Alpen-Stasi 2016

„Wer die Freiheit aufgibt um Sicherheit zu gewinnen, der wird am Ende beides verlieren.“
Benjamin Franklin

Ein neues „Staatsschutzgesetz“ soll ab 1. Jänner 2016 in Österreich in Kraft treten. Die ÖVP feiert diesen Schritt standesgemäß: „Die terroristischen Aktivitäten nehmen zu — auch in Europa. Mit der Reform des Staatsschutzgesetzes setzt Innenministerin Johanna Mikl-Leitner den nächsten Schritt im Kampf gegen den Terror.“ Und diese Innenministerin erklärt:

„Unser Ziel ist es, die Bevölkerung vor Terrorismus, Extremismus, Cyberangriffen und Spionage zu schützen. Wenn wir hier den besten Schutz geben wollen, dann braucht es einen modernen Staatsschutz.“

Tatsächlich befürchten die meisten Beobachter, dass der Überwachungsstaat weiter ausgebaut werden soll. So sind gemäß dem neuen Gesetz sämtliche Spitzeldienste des Staates bereits dann legal, wenn sie zur „Bewertung der Wahrscheinlichkeit einer Gefährdung“ beitragen.

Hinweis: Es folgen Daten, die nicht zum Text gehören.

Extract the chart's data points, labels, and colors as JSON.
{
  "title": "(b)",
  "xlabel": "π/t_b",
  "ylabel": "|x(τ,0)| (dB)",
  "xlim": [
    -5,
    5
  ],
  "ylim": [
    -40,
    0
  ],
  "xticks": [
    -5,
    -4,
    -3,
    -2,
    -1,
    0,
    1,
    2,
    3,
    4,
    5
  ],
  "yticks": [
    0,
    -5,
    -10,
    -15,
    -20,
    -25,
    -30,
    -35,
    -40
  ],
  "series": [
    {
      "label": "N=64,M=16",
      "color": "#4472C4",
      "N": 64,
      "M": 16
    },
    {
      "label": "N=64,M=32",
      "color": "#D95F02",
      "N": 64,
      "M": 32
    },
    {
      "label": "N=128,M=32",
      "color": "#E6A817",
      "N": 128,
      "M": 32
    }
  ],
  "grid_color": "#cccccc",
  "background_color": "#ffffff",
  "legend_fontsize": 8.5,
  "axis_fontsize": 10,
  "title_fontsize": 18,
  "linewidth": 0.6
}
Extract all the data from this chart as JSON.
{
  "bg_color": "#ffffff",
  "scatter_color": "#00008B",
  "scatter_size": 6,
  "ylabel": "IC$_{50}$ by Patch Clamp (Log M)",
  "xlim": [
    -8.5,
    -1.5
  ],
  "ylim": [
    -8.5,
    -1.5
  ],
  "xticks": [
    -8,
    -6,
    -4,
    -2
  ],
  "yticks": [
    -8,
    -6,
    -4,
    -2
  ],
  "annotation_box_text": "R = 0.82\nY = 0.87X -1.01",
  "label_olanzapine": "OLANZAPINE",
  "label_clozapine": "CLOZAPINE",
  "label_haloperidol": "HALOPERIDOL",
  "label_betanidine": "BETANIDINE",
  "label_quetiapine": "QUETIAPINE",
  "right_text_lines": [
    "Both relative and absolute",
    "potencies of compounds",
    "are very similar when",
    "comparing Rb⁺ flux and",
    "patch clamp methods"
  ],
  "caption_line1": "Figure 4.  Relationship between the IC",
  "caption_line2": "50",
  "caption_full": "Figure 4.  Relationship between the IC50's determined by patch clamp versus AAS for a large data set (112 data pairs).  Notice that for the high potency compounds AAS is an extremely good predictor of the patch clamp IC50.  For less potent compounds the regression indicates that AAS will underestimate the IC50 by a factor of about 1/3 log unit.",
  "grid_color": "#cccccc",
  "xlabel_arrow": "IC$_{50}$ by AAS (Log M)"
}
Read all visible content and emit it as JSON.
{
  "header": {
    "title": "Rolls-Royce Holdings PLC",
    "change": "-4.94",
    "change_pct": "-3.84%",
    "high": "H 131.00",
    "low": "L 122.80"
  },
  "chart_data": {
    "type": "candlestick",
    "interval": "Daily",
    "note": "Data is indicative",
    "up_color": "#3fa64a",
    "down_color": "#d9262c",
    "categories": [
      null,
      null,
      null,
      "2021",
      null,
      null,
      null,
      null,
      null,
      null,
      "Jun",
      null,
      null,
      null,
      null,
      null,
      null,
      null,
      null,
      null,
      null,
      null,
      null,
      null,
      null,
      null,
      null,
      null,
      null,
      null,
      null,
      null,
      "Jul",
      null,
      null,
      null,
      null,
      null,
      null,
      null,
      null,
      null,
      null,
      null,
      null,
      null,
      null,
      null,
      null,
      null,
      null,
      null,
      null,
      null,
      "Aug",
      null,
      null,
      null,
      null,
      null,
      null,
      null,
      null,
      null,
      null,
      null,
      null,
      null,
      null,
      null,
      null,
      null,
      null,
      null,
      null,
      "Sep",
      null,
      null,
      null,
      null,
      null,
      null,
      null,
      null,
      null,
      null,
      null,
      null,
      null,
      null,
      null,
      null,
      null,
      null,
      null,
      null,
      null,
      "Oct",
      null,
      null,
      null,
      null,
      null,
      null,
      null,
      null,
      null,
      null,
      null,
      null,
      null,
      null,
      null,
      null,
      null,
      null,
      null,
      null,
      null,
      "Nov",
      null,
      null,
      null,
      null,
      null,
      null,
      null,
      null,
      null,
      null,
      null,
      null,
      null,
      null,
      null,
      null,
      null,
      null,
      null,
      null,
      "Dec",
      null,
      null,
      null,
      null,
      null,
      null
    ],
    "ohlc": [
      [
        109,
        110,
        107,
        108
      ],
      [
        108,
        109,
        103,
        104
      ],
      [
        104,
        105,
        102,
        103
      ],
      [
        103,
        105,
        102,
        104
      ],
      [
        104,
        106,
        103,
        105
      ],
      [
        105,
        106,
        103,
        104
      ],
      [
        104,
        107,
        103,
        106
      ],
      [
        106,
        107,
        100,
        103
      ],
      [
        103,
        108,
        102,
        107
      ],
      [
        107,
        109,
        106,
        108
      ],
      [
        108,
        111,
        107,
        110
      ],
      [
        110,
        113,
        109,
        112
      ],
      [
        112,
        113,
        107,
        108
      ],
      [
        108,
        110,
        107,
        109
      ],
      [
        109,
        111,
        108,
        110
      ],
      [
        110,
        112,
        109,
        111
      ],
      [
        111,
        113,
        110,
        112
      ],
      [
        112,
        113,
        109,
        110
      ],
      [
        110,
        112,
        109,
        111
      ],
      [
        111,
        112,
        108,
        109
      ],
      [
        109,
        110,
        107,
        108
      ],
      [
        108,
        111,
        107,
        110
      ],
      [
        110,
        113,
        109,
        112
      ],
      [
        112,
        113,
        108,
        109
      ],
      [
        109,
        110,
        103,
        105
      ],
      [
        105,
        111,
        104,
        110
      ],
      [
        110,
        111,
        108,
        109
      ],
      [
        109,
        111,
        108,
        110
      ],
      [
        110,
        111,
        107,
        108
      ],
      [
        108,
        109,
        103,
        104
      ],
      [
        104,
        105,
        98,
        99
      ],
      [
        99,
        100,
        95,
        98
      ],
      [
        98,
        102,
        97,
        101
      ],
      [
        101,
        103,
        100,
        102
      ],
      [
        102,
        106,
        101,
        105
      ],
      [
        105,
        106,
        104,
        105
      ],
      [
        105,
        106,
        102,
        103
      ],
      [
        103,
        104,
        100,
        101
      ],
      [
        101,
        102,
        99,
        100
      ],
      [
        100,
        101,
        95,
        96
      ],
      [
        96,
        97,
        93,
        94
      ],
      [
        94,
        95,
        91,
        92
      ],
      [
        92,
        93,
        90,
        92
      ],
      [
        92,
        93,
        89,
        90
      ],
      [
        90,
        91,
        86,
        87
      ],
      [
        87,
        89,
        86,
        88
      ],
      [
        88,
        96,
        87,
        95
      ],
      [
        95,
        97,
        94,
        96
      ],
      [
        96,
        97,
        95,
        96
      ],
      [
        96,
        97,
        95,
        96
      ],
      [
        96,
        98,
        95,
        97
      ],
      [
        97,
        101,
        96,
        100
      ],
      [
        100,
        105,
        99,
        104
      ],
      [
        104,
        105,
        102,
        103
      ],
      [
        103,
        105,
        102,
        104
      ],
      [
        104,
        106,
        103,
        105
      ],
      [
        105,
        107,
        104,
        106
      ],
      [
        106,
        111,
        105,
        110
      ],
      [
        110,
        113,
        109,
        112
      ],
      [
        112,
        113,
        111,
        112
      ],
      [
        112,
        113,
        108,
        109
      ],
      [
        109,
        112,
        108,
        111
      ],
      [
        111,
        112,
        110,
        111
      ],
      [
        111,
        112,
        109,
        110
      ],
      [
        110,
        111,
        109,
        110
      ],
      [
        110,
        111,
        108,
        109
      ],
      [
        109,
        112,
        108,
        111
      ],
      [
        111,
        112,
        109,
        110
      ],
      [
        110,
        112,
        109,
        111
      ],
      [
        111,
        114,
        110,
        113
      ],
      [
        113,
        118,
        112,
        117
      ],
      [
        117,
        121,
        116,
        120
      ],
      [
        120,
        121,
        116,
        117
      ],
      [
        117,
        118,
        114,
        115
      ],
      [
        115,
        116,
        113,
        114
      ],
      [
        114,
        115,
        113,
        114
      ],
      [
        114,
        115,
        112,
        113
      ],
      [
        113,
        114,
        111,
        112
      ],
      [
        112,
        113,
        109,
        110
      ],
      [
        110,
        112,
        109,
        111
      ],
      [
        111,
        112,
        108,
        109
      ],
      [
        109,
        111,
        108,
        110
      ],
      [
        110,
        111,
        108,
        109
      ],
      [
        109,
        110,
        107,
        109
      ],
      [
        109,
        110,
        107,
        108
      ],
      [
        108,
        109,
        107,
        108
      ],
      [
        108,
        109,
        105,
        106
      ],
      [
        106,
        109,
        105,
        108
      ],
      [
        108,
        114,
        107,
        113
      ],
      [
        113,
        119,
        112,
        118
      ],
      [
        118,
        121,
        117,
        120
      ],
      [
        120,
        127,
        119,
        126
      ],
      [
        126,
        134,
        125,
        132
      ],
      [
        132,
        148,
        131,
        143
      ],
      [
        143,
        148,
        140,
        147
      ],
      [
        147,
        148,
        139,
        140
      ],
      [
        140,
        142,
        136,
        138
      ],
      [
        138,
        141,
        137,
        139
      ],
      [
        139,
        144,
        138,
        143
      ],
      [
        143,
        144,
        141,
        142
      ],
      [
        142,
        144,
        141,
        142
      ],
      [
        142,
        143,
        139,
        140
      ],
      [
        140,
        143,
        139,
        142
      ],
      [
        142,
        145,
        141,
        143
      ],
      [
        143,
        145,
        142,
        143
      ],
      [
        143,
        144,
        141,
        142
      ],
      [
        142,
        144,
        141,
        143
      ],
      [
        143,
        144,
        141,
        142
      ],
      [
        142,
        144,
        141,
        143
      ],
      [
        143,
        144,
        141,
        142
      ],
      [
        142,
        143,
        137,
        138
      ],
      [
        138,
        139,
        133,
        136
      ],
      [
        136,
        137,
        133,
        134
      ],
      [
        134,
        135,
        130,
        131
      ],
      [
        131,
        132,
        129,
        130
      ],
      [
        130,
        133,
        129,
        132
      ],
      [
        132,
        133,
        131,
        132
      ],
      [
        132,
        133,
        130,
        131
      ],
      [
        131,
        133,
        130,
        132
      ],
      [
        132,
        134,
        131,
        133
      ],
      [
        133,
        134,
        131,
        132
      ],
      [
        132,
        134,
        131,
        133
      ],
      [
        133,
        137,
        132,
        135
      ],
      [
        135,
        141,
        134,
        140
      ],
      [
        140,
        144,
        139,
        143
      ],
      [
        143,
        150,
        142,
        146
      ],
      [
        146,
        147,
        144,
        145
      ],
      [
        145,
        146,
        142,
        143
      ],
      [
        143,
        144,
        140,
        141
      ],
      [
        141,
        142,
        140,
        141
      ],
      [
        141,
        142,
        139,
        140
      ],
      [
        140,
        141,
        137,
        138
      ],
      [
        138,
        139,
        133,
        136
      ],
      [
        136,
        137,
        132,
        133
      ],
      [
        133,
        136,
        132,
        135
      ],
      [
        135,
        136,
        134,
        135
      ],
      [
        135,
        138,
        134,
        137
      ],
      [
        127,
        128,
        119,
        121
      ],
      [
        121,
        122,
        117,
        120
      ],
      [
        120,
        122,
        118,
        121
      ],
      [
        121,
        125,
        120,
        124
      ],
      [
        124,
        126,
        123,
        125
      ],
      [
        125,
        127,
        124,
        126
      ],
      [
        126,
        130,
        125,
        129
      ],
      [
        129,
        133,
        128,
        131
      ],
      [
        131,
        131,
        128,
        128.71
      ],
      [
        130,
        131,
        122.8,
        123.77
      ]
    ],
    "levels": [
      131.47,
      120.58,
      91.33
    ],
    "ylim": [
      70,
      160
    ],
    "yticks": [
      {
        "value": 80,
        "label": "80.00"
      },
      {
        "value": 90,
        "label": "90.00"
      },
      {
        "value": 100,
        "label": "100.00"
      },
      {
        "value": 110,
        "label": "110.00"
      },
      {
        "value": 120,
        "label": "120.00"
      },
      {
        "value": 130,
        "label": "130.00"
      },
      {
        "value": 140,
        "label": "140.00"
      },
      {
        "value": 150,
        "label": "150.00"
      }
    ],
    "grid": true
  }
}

Eine Gefährdung liegt vor, wenn ein „verfassungsgefährdender Angriff“ befürchtet wird. Dabei handelt es sich explizit nicht um die Mitglieder der Bundesregierung, die tausende Waffentransporte jährlich durch Österreich genehmigen und so die in der Verfassung verankerte Neutralität gefährden, sondern um sehr unscharfe Tatbeschreibungen, wie „religiöse oder weltanschauliche Motive“. Macht sich eine Person verdächtig auf eine unliebsame (aber legale!) Demonstration zu gehen, darf der Inlandsgeheimdienst Daten sammeln: „Aus allen verfügbaren Quellen ( … ) insbesondere durch Zugriff etwa auf im Internet öffentlich zugängliche Daten“ … Richterliche Beschlüsse sind zur Überwachung nicht mehr notwendig, bezahlte V-Leute und vermeintliche Provokateure können nach Belieben eingesetzt werden und jeder gerät ins Visier der allumfassenden Überwachung, der auch nur mit möglichen „Gedankenverbrechern“ in Verbindung stehen könnte.

Breite Kritik

Amnesty International und die Vereinigung österreichischer Richter und Staatsanwälte äußerten sich ablehnend zum Gesetzesvorschlag, ebenso der Datenschutzrat vom Ballhausplatz. Dieser betont, dass vermieden werden müsse, „dass aufgrund eines unbegründeten oder bloß vagen Verdachts gegen eine Person bereits eine umfassende und über Jahre hinweg erfolgende Verwendung personenbezogener Daten erfolgt.“ Doch das neue Gesetz kann diesen Anforderung nicht gerecht werden. Es wäre „daher kaum vorhersehbar, wer in die Datenanwendung aufgenommen wird.“

Rechtsanwalt Christian Ortner sieht deshalb der „Willkür Tür und Tor geöffnet“ und er erinnert, dass die USA nach dem 11. September Unsummen an Dollars in die totale Überwachung der Bürger gesteckt hätten, ohne dass auch nur ein einziger Terroranschlag verhindert werden konnte. „Die Enthüllungen Edward Snowdens zeigen, dass die STASI-Denke und deren Informationshunger kein überwundenes Phänomen der DDR, sondern aktuell, international und grenzenlos ist, dass sich solche STASI-Einrichtungen über alle Grundrechte hinwegzusetzen pflegen und dennoch zur Aufklärung und Verhinderung von Terrorismus kaum etwas beizutragen vermögen. Insofern erweisen sich solche „Verfassungsschutz“-Einrichtungen als Gefahren für eine demokratische Gesellschaft und damit als das Gegenteil dessen, wofür sie konzipiert sind.“

Dass das neue Gesetz, betrieben von der ÖVP aber zumindest geduldet von weiteren Parlamentsparteien, trotzdem durchgepeitscht werden wird, erhärtet einen lange im Raum stehenden Verdacht: Die EU zieht die Daumenschrauben an. Und zwar nicht gegenüber Kriminellen und vermeintlichen „Terroristen“, denn diese werden die Schlupflöcher auch künftig zu nutzen wissen, sondern gegenüber den eigenen Bürgern.